Bock und Kröber über
Psyche und Gewalt

Prof. Hans-Ludwig Kröber leitete lange das Institut für Forensische Psychiatrie der Charité Berlin. Foto: screenshot

Verfolgt man die Berichterstattung, könnte man denken, dass Gewalt meist mit Störungen seelischer Art zusammenhängt. Spektakuläre Morde würden oft vorschnell mit psychischer Erkrankung in Verbindung gebracht. Doch: Wenn Menschen gewalttätig werden, habe das fast immer andere Gründe, so der frühere Leiter der UKE-Psychosenambulanz, Prof. Thomas Bock. Die Angst vor psychisch Erkrankten werde so entgegen der statistischen Wahrscheinlichkeit immer weiter geschürt. „Warum psychische Erkrankung Gewalt nicht erklärt!“ lautet nun der Titel eines Dialogs, den er im Rahmen der von ihm mit initiierten Vorlesungsreihe „Anthropologische Psychiatrie” mit Prof. Hans-Ludwig Kröber führte. Kröber war bis zu seiner Emeritierung 2016 langjähriger Direktor des Instituts für Forensische Psychiatrie der Charité Berlin und zählt zu den gefragtesten Kriminalpsychiatern und Gutachtern Deutschlands. Das Gespräch kann hier online nachverfolgt werden.

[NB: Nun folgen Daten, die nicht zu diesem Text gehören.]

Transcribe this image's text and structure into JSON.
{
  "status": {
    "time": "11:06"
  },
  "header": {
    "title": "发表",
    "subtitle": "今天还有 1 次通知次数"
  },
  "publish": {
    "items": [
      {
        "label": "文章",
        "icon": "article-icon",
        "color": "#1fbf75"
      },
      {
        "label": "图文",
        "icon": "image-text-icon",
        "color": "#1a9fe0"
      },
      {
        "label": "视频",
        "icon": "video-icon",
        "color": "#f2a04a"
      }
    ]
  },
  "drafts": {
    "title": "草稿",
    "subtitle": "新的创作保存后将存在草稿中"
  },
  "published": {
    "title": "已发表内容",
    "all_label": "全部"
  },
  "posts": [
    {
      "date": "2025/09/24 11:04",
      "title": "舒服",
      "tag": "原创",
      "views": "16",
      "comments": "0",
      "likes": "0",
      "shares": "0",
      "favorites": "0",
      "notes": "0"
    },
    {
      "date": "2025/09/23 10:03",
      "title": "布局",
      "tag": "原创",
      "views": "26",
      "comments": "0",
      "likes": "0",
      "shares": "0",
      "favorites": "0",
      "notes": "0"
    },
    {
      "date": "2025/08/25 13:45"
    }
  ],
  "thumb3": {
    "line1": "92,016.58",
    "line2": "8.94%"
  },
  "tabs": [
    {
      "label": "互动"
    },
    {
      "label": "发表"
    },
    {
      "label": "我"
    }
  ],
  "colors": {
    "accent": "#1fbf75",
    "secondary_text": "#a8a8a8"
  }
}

„Seit Kain und Abel töten Menschen – aus Habsucht, Eifersucht, Gier … oder in Kriegen potenziert durch gesellschaftliche / wirtschaftliche Interessen. Viel häufiger werden Menschen mit psychischer Sensibilität / Erkrankung Opfer – aus unterschiedlichen Gründen“, so Bock in seiner Ankündigung weiter. Im Gespräch geht es auch um die allgemeinen Lebenserfahrungen und biographische Hintergründe von Tätern, um Gewalt in der Psychiatrie und um die Frage, ob Gewalt gesellschaftlich wirklich zunimmt oder eher unsere Sensibilität für dieses Thema. „Ein humanistisches Plädoyer für Respekt gegenüber allen Menschen, ihrer Gewordenheit und ihrer Entwicklungschancen“, so Bock.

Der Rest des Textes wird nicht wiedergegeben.